Desde a reportagem em 2005, que desencadeou a crise do mensalão, é de conhecimento público que o flagra no Maurício Marinho foi armado e fornecido à Veja por funcionários de Cachoeira e que o objetivo dos mesmos foi o de retomar o espaço que haviam perdido nos correios para fraudes e outros crimes. Também fica claro hoje, a partir do vazamento dos telefonemas entre Cachoeira e jornalistas da revista, que praticamente todas as reportagens publicadas pela Veja envolvendo corrupção no governo federal tiveram por fonte o “contraventor”. Mais, que todas as informações fornecidas pelo “contraventor” ao semanário tinham por objetivo remover obstáculos ou rivais de posições públicas para ocupar espaços para suas atividades criminosas. As gravações mostram que Cachoeira inclusive influenciava a revista sobre a melhor ocasião e forma de publicar as suas denúncias.
Alguém deve estar se perguntando se os editores da revista são tão ingênuos, ou até mesmo imbecis, a ponto de não perceberem que foram instrumento da atividade criminosa do senhor Carlinhos Cachoeira nestes últimos sete ou oito anos. Obviamente que não. Tinham plena e total consciência de que estavam se associando a atividade criminosa.
Estaria eu afirmando que a revista Veja operava também com ações de fraudes em parceria com o Cachoeira?
Não, pois não acredito nesta hipótese.
Como é possível então explicar esta associação ao crime por parte da revista?

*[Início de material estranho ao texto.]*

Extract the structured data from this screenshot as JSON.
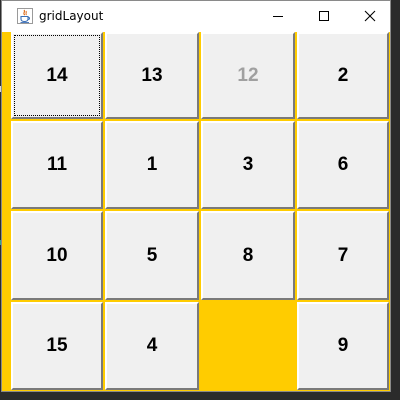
{
  "window": {
    "title": "gridLayout",
    "icon": "java-coffee-icon",
    "controls": {
      "minimize_icon": "minimize-icon",
      "maximize_icon": "maximize-icon",
      "close_icon": "close-icon"
    }
  },
  "grid": {
    "rows": 4,
    "columns": 4,
    "background_color": "#ffcc00",
    "tiles": [
      {
        "label": "14",
        "state": "focused"
      },
      {
        "label": "13",
        "state": "normal"
      },
      {
        "label": "12",
        "state": "disabled"
      },
      {
        "label": "2",
        "state": "normal"
      },
      {
        "label": "11",
        "state": "normal"
      },
      {
        "label": "1",
        "state": "normal"
      },
      {
        "label": "3",
        "state": "normal"
      },
      {
        "label": "6",
        "state": "normal"
      },
      {
        "label": "10",
        "state": "normal"
      },
      {
        "label": "5",
        "state": "normal"
      },
      {
        "label": "8",
        "state": "normal"
      },
      {
        "label": "7",
        "state": "normal"
      },
      {
        "label": "15",
        "state": "normal"
      },
      {
        "label": "4",
        "state": "normal"
      },
      {
        "label": "",
        "state": "empty"
      },
      {
        "label": "9",
        "state": "normal"
      }
    ]
  }
}
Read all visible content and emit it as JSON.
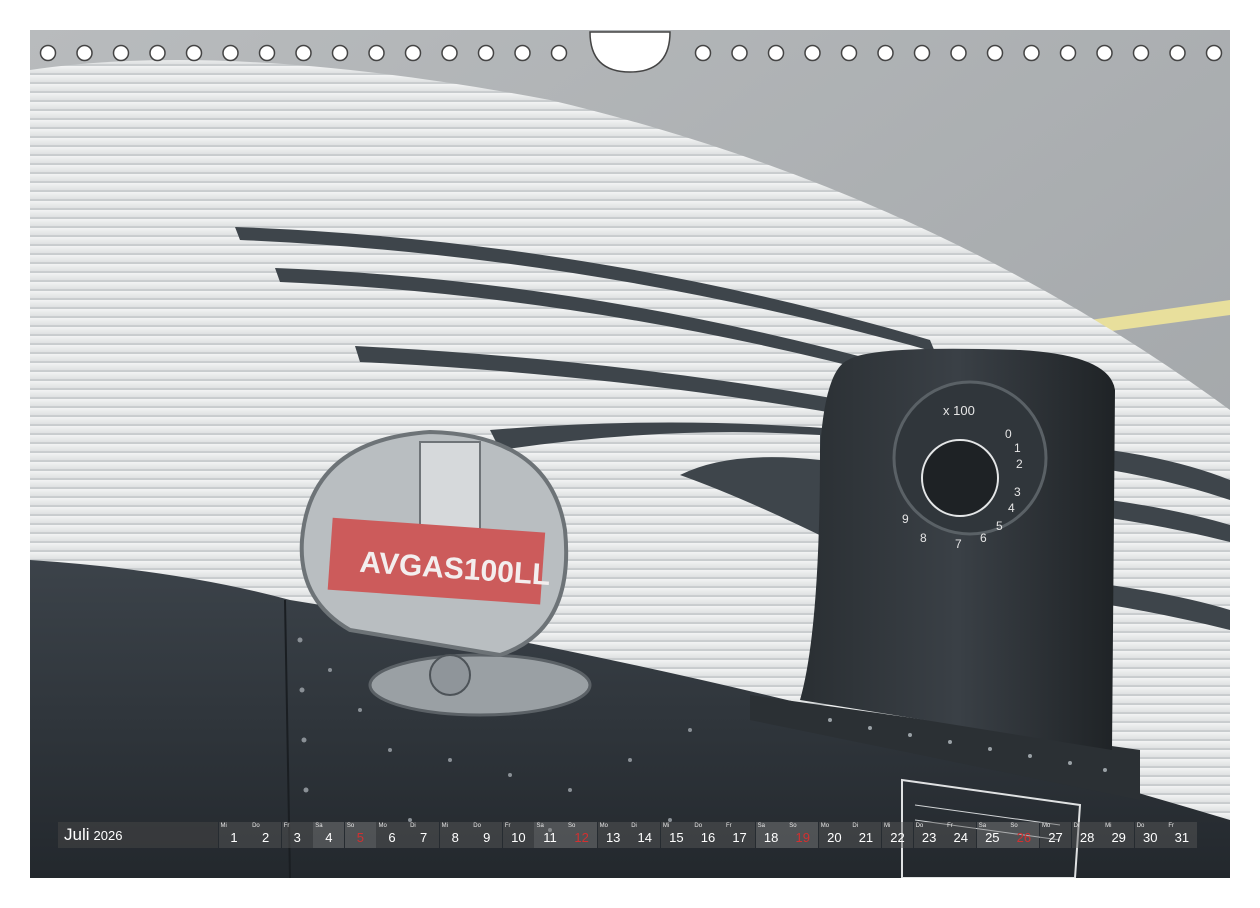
{
  "calendar": {
    "month": "Juli",
    "year": "2026",
    "colors": {
      "sunday": "#d23030",
      "strip": "#5a5a5a",
      "text": "#ffffff"
    },
    "days": [
      {
        "wd": "Mi",
        "num": "1",
        "sunday": false
      },
      {
        "wd": "Do",
        "num": "2",
        "sunday": false
      },
      {
        "wd": "Fr",
        "num": "3",
        "sunday": false
      },
      {
        "wd": "Sa",
        "num": "4",
        "sunday": false
      },
      {
        "wd": "So",
        "num": "5",
        "sunday": true
      },
      {
        "wd": "Mo",
        "num": "6",
        "sunday": false
      },
      {
        "wd": "Di",
        "num": "7",
        "sunday": false
      },
      {
        "wd": "Mi",
        "num": "8",
        "sunday": false
      },
      {
        "wd": "Do",
        "num": "9",
        "sunday": false
      },
      {
        "wd": "Fr",
        "num": "10",
        "sunday": false
      },
      {
        "wd": "Sa",
        "num": "11",
        "sunday": false
      },
      {
        "wd": "So",
        "num": "12",
        "sunday": true
      },
      {
        "wd": "Mo",
        "num": "13",
        "sunday": false
      },
      {
        "wd": "Di",
        "num": "14",
        "sunday": false
      },
      {
        "wd": "Mi",
        "num": "15",
        "sunday": false
      },
      {
        "wd": "Do",
        "num": "16",
        "sunday": false
      },
      {
        "wd": "Fr",
        "num": "17",
        "sunday": false
      },
      {
        "wd": "Sa",
        "num": "18",
        "sunday": false
      },
      {
        "wd": "So",
        "num": "19",
        "sunday": true
      },
      {
        "wd": "Mo",
        "num": "20",
        "sunday": false
      },
      {
        "wd": "Di",
        "num": "21",
        "sunday": false
      },
      {
        "wd": "Mi",
        "num": "22",
        "sunday": false
      },
      {
        "wd": "Do",
        "num": "23",
        "sunday": false
      },
      {
        "wd": "Fr",
        "num": "24",
        "sunday": false
      },
      {
        "wd": "Sa",
        "num": "25",
        "sunday": false
      },
      {
        "wd": "So",
        "num": "26",
        "sunday": true
      },
      {
        "wd": "Mo",
        "num": "27",
        "sunday": false
      },
      {
        "wd": "Di",
        "num": "28",
        "sunday": false
      },
      {
        "wd": "Mi",
        "num": "29",
        "sunday": false
      },
      {
        "wd": "Do",
        "num": "30",
        "sunday": false
      },
      {
        "wd": "Fr",
        "num": "31",
        "sunday": false
      }
    ]
  },
  "photo": {
    "fuel_cap_label": "AVGAS100LL",
    "gauge_label": "x 100",
    "gauge_digits": [
      "0",
      "1",
      "2",
      "3",
      "4",
      "5",
      "6",
      "7",
      "8",
      "9"
    ]
  }
}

Carlinhos Cachoeira não tem cor política, partidária ou ideológia. Entre outras atividades criminosas, atua em todos os níveis dos poderes públicos, independente de que quem esteja no poder seja vermelho, amarelo, laranja, verde, roxo ou preto. Quando queria detonar algum esquema rival que atuava em um governo de uma cor, usava um determinado meio, quando queria detonar um rival que atuava em um governo de outra cor, usava a revista Veja.
Para a Veja, pouco importava se o esquema de Carlinhos Cachoeira iria roubar mais, menos ou igual àqueles a quem a revista estava detonando no interesse do “contraventor”. O que interessava é que sua associação ao criminoso lhe fornecia artilharia contra os inimigos de seus aliados políticos. Em síntese, esta é a lógica da associação promiscua e criminosa entre as partes.
Assim, seria mais produtivo ao senhor Eurípedes Alcântara, ao invés de tentar nos dar uma aula de boas práticas jornalísticas para justificar a relação da Veja com Cachoeira, simplesmente afirmar que a ética da revista é a mesma de Franklin Roosevelt. Certa feita um assessor do ex-presidente norte-americano o questionou sobre sua aliança com o saguinário ditador nicaraguense Anastácio Somoza, afirmando que o mesmo não passava de um “son of a bitch”. Roosevelt respondeu de bate-pronto que “he´s a son of a bitch, but he's our son of a bitch”.
No mínimo seria menos hipócrita.
Jorge Gregory, jornalista, consultor em gestão de educação superior, foi professor de jornalismo.